The Williams case was one of a select few that served as legal battlegrounds for SB 1391. After its passage, Santa Clara County District Attorney Jeff Rosen and other California county prosecutors argued that the law was an unconstitutional transfer of power to the judiciary, but the state Supreme Court responded with a unanimous decision affirming the law’s validity.
From there, Russell’s family and other supporters, including Rosen, argued that Williams was part of a group of “exceptional” youth offenders who posed a palpable public safety risk if released early.
That did not divert the juvenile court, and with his release deemed inevitable two years ago — juvenile supervision expires once someone turns 25 — the court opted to place Williams in a jail-based transition program that existed in a bureaucratic netherworld because he was an adult under the purview of the juvenile probation system.

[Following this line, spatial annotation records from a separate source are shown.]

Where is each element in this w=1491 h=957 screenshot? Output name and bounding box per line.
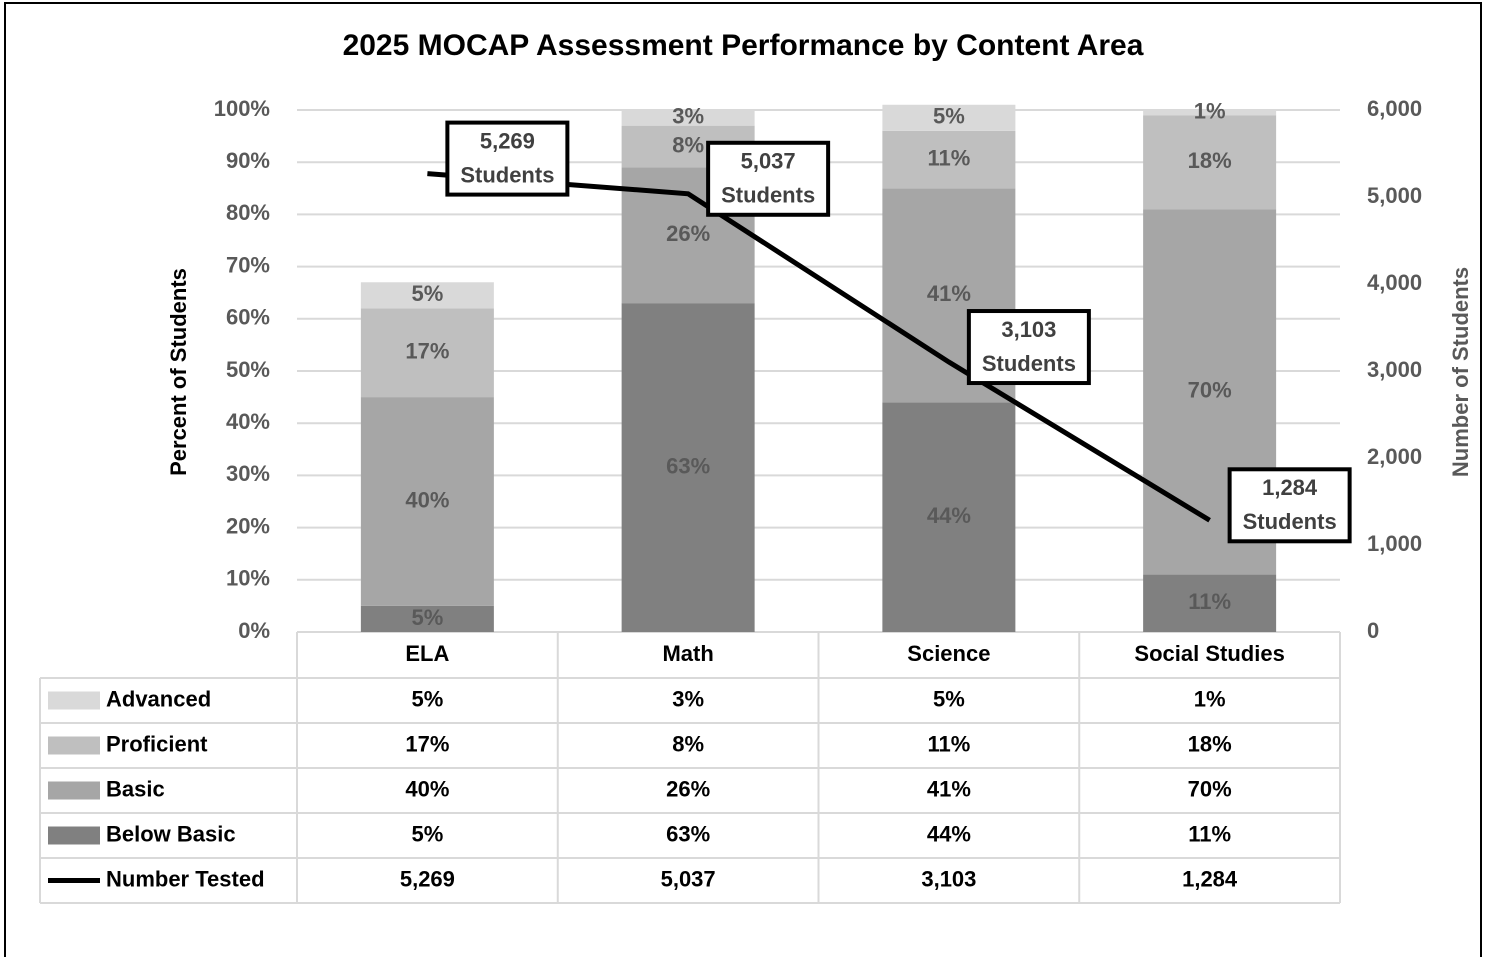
table-cell: 5% (411, 686, 443, 711)
table-cell: 17% (405, 731, 449, 756)
chart-title: 2025 MOCAP Assessment Performance by Con… (343, 29, 1144, 62)
bar-segment (1143, 574, 1277, 632)
data-label: 8% (672, 132, 704, 157)
data-label-unit: Students (721, 183, 815, 208)
table-cell: 63% (666, 821, 710, 846)
x-tick-label: Science (907, 641, 990, 666)
table-cell: 5,037 (661, 866, 716, 891)
data-label-box (966, 309, 1091, 386)
y2-tick-label: 4,000 (1367, 270, 1422, 295)
bar-segment (360, 605, 494, 632)
y2-tick-label: 5,000 (1367, 183, 1422, 208)
table-cell: 18% (1188, 731, 1232, 756)
bar-segment (1143, 110, 1277, 116)
legend-label: Below Basic (106, 821, 236, 846)
y-tick-label: 50% (226, 357, 270, 382)
data-label: 3% (672, 104, 704, 129)
table-cell: 41% (927, 776, 971, 801)
table-cell: 5% (411, 821, 443, 846)
data-label: 40% (405, 487, 449, 512)
table-cell: 1% (1194, 686, 1226, 711)
y2-tick-label: 3,000 (1367, 357, 1422, 382)
y-tick-label: 60% (226, 305, 270, 330)
bar-segment (621, 303, 755, 632)
y-axis-label: Percent of Students (166, 268, 191, 476)
y2-tick-label: 1,000 (1367, 531, 1422, 556)
table-cell: 1,284 (1182, 866, 1238, 891)
y-tick-label: 40% (226, 409, 270, 434)
y2-tick-label: 0 (1367, 618, 1379, 643)
legend-swatch (48, 736, 100, 755)
data-label-box (706, 140, 831, 217)
y-tick-label: 0% (238, 618, 270, 643)
table-cell: 11% (1188, 821, 1231, 846)
y-tick-label: 30% (226, 461, 270, 486)
legend-swatch (48, 781, 100, 800)
table-cell: 3,103 (921, 866, 976, 891)
data-label: 5% (933, 104, 965, 129)
y2-tick-label: 2,000 (1367, 444, 1422, 469)
data-label-unit: Students (460, 162, 554, 187)
y-tick-label: 20% (226, 513, 270, 538)
bar-segment (621, 110, 755, 126)
table-cell: 5,269 (400, 866, 455, 891)
table-cell: 8% (672, 731, 704, 756)
legend-label: Basic (106, 776, 165, 801)
y2-axis-label: Number of Students (1448, 267, 1473, 477)
table-cell: 26% (666, 776, 710, 801)
data-label: 18% (1188, 148, 1232, 173)
table-cell: 70% (1188, 776, 1232, 801)
data-label: 26% (666, 221, 710, 246)
bar-segment (360, 308, 494, 398)
table-cell: 11% (927, 731, 970, 756)
data-label: 1,284 (1262, 475, 1318, 500)
data-label: 5% (411, 281, 443, 306)
table-cell: 3% (672, 686, 704, 711)
data-label: 5,037 (741, 149, 796, 174)
data-label: 5% (411, 605, 443, 630)
bar-segment (882, 402, 1016, 632)
data-label: 5,269 (480, 128, 535, 153)
bar-segment (1143, 115, 1277, 210)
data-label: 63% (666, 453, 710, 478)
legend-label: Advanced (106, 686, 211, 711)
data-label-box (1227, 467, 1352, 544)
table-cell: 40% (405, 776, 449, 801)
data-label: 11% (1188, 589, 1231, 614)
data-label: 41% (927, 281, 971, 306)
data-label: 70% (1188, 378, 1232, 403)
bar-segment (882, 104, 1016, 131)
data-label-box (445, 120, 570, 197)
legend-label: Proficient (106, 731, 208, 756)
x-tick-label: Social Studies (1134, 641, 1284, 666)
y-tick-label: 80% (226, 200, 270, 225)
table-cell: 5% (933, 686, 965, 711)
y-tick-label: 70% (226, 252, 270, 277)
legend-swatch (48, 691, 100, 710)
bar-segment (882, 130, 1016, 189)
y-tick-label: 10% (226, 566, 270, 591)
x-tick-label: ELA (405, 641, 449, 666)
bar-segment (360, 282, 494, 309)
data-label: 17% (405, 339, 449, 364)
y-tick-label: 90% (226, 148, 270, 173)
data-label: 44% (927, 503, 971, 528)
table-cell: 44% (927, 821, 971, 846)
data-label: 3,103 (1001, 317, 1056, 342)
y-tick-label: 100% (214, 96, 270, 121)
x-tick-label: Math (662, 641, 713, 666)
legend-swatch (48, 826, 100, 845)
data-label-unit: Students (982, 351, 1076, 376)
data-label: 1% (1194, 98, 1226, 123)
data-label: 11% (927, 145, 970, 170)
legend-label: Number Tested (106, 866, 265, 891)
data-label-unit: Students (1243, 509, 1337, 534)
y2-tick-label: 6,000 (1367, 96, 1422, 121)
bar-segment (360, 397, 494, 606)
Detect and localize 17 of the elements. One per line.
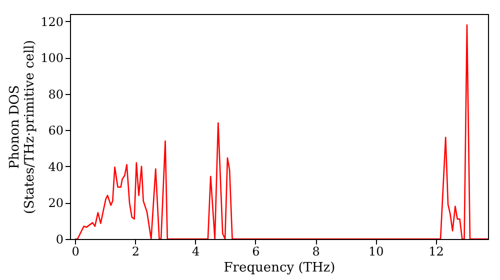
y-tick-label: 40 [48, 160, 64, 174]
y-tick-label: 80 [48, 87, 64, 102]
x-tick-label: 6 [252, 244, 260, 258]
line-series [74, 24, 488, 239]
y-tick-label: 20 [48, 196, 64, 210]
x-tick-label: 0 [72, 244, 80, 258]
x-tick-label: 10 [368, 244, 384, 258]
x-tick-label: 4 [192, 244, 200, 258]
y-tick-label: 100 [40, 51, 64, 66]
x-tick-label: 12 [428, 244, 444, 258]
y-tick-label: 0 [56, 232, 64, 246]
y-tick-label: 60 [48, 124, 64, 138]
y-tick-label: 120 [40, 14, 64, 29]
x-tick-label: 2 [132, 244, 140, 258]
y-axis-title: Phonon DOS (States/THz·primitive cell) [8, 40, 38, 214]
x-axis-title: Frequency (THz) [224, 260, 336, 276]
x-tick-label: 8 [312, 244, 320, 258]
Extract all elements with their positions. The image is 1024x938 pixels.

Romero at the time described it as a waste of taxpayer money that denied his client of his Eighth Amendment rights.
Cathy Russell said nothing that has happened since has swayed her position.
“He was kind of the first pushed through this. The whole process was rushed,” she said. “He’s not a changed a man from two years from whatever kind of rehabilitation they say he’s gotten.”
She added: “There is no single thing that will change my mind.”
Romero acknowledged that sentiment, saying that nothing “will ever take away the wrong that people are suffering.”
“We can’t undo it,” he said. “But we can’t put children in cages forever.”
He added that prevailing scientific research, including that of UC-Irvine psychology professor Elizabeth Cauffman, who lent her expertise to Williams’ case, has firmly established a “maturity gap” that shows people’s brains are still developing through age 25 and that children who commit crimes are especially amenable to reform.
“The child who does the act is not the adult you punish,” Romero said.
Frankie Guzman, an attorney at the National Center for Youth Law who was incarcerated as a teen, said the criminal-justice system has to follow through on its promises to help those who demonstrate growth and improvement.
“Most people will turn their life around if we allow them and give them the opportunities. We spend $15 billion on rehabilitation,” he said, referring to California’s annual prison budget. “Either we believe in it, or we don’t, and then why are we spending this money?”